Missbrauchs-Hotline wird stärker genutzt als erwartet

Missbrauchs-Hotline wird stärker genutzt als erwartet
Bei der kürzlich freigeschalteten Hotline der katholischen Kirche für Opfer von sexuellem Missbrauch melden sich weit mehr Menschen, als von den Organisatoren erwartet worden war.

Vor der Osterpause seien von Dienstag bis Donnerstag vergangener Woche 13.293 Anrufversuche von 2670 Anschlüssen registriert worden, sagte der zuständige Sprecher des Bistums Trier, Stephan Kronenburg. "Mit einer derart großen Resonanz hatten wir nicht gerechnet." Nach seinen Angaben konnten die Berater bislang erst etwa 18 Prozent der Anfragen beantworten.

Unterdessen geht die innerkirchliche Diskussion um die Aufarbeitung der Skandale weiter. Dabei sollten die Katholiken in Deutschland nach Ansicht von Alois Glück, des Präsidenten des Zentralkomitees der Katholiken, "nicht zu viel Romfixierung haben". In einem Interview mit dem Radiosender NDR Info sagte Glück am Dienstag, es gehe "jetzt nicht darum, dass die deutsche Situation in Rom weiter gelöst wird und vorangetrieben wird, sondern dass wir dies in Deutschland tun". Papst Benedikt XVI. teile und unterstütze die Vorgehensweise der deutschen Bischöfe.

"Geschwätz des Augenblicks"

Zur weltweit übertragenen Äußerung von Kardinal Angelo Sodano während der Osterzeremonie im Vatikan, das Volk Gottes lasse sich "nicht vom Geschwätz des Augenblicks beeindrucken", äußerte sich Glück vorsichtig distanziert. Der Papst lasse keinen Zweifel an seiner eigenen Position, sagte Glück. "Ob nun andere in der Weltkirche dabei immer klug argumentieren, ist eine andere Frage."

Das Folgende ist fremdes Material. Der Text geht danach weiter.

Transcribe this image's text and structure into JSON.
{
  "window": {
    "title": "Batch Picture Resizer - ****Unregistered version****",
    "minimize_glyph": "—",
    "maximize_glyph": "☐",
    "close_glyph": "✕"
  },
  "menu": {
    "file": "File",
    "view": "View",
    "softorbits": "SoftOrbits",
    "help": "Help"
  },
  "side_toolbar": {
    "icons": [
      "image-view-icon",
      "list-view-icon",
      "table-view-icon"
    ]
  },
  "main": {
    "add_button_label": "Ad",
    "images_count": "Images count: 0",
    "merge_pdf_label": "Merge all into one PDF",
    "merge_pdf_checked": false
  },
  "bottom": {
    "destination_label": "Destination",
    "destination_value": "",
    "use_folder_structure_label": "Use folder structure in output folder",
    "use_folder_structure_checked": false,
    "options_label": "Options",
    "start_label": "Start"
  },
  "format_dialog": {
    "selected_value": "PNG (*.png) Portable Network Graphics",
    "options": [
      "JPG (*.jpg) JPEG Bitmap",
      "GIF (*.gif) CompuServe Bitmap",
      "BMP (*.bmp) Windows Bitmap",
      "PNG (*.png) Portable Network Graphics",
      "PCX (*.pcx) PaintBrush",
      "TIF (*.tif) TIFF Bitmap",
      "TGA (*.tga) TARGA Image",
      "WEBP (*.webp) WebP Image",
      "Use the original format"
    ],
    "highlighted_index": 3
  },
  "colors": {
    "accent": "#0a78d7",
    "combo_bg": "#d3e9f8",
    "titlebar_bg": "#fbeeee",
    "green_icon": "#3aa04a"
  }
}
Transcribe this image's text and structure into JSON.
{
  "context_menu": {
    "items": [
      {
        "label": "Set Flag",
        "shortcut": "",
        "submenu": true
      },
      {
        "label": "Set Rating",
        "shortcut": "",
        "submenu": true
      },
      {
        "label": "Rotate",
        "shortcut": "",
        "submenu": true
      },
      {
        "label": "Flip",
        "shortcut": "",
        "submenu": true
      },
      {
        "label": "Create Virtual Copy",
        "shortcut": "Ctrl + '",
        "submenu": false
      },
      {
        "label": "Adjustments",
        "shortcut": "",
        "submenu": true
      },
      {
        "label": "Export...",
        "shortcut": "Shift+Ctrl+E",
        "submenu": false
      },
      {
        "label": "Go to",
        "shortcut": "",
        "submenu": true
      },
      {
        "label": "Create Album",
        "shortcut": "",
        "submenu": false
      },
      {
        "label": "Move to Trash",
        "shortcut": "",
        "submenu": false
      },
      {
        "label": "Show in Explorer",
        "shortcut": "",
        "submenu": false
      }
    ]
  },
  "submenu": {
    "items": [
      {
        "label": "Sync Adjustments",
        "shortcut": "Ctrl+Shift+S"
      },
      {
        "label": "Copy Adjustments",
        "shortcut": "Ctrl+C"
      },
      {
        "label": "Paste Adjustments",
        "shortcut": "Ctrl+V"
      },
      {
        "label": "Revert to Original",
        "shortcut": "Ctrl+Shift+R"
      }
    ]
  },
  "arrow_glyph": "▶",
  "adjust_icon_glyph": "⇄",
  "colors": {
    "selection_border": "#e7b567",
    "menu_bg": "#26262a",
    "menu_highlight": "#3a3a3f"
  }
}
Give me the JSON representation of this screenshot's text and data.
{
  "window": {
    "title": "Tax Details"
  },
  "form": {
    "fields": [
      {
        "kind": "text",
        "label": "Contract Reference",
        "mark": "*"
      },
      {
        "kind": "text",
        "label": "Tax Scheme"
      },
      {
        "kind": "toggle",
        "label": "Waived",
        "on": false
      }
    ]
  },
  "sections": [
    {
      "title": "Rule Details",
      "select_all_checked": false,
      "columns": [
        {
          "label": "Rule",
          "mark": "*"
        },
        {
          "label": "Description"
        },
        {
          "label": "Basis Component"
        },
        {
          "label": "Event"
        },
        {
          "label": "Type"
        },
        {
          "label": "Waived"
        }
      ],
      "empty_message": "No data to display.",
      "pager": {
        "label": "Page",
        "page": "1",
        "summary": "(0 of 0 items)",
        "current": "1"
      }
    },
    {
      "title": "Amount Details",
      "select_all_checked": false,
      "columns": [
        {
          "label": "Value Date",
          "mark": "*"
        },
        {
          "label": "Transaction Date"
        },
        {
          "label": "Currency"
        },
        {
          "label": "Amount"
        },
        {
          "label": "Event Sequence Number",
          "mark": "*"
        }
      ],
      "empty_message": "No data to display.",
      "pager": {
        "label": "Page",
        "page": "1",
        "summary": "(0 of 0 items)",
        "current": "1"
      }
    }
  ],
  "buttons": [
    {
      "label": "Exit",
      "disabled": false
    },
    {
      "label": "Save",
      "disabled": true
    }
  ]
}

Die Missbrauchs-Hotline mit der Nummer 0800 - 1 20 10 00 war am Dienstag vergangener Woche (30. März) freigeschaltet worden. Die Anruferzahlen bei der Hotline zeigen den Verantwortlichen nach Kronenburgs Worten "die Dimension des Problems". Die Berater hätten in den ersten drei Tagen 394 Telefongespräche geführt und in 91 weiteren Fällen online beraten. In erster Linie meldeten sich Opfer oder Angehörige von Opfern. "Das Angebot wird im Wesentlichen von denen wahrgenommen, für die es gedacht ist." Anrufer, die nicht sofort durchkommen, können ihre Nummer für einen Rückruf hinterlassen. Im Internet finden sich die entsprechenden Informationen unter www.hilfe-missbrauch.de.

Fließende Grenzen

Auffallend sei, dass für die Hilfesuchenden bei der Hotline nicht nur Missbrauch durch kirchliche Mitarbeiter eine Rolle spiele, sondern auch Misshandlung, sagte Kronenburg. "Aber da sind die Grenzen ja fließend." Wenn etwa ein Schüler mit einem Stock auf den nackten Po geschlagen worden sei, stelle sich auch die Frage, wo der sexuelle Missbrauch beginne. Im Wesentlichen würden Fälle aus den 1960er oder 1970er Jahren geschildert. Betreut wird die Hotline im Auftrag der Deutschen Bischofskonferenz von der Lebensberatung des Bistums Trier, die dafür geschulte Berater und Therapeuten einsetzt. Der Sprecher wies auch darauf hin, dass es schon länger eine gesonderte Hotline für ehemalige Heimkinder gibt (Telefon 01804 - 100 400).

Die Laienorganisation im Bistum Augsburg hat unterdessen eine klare Aufklärung der Misshandlungsvorwürfe gegen Bischof Walter Mixa gefordert. "Ein Totschweigen oder Vertuschen in diesen Fällen nützt gar nichts", sagte der Vorsitzende des Diözesanrates, Helmut Mangold. Er regte an, die vorliegenden eidesstattlichen Erklärungen möglicher Opfer zu überprüfen. "Das ist auch wichtig, um die Unschuld des Bischofs zu beweisen", sagte Mangold. Der Diözesanrat ist das Gremium der nicht von Priestern geführten katholischen Verbände und Organisationen des Bistums.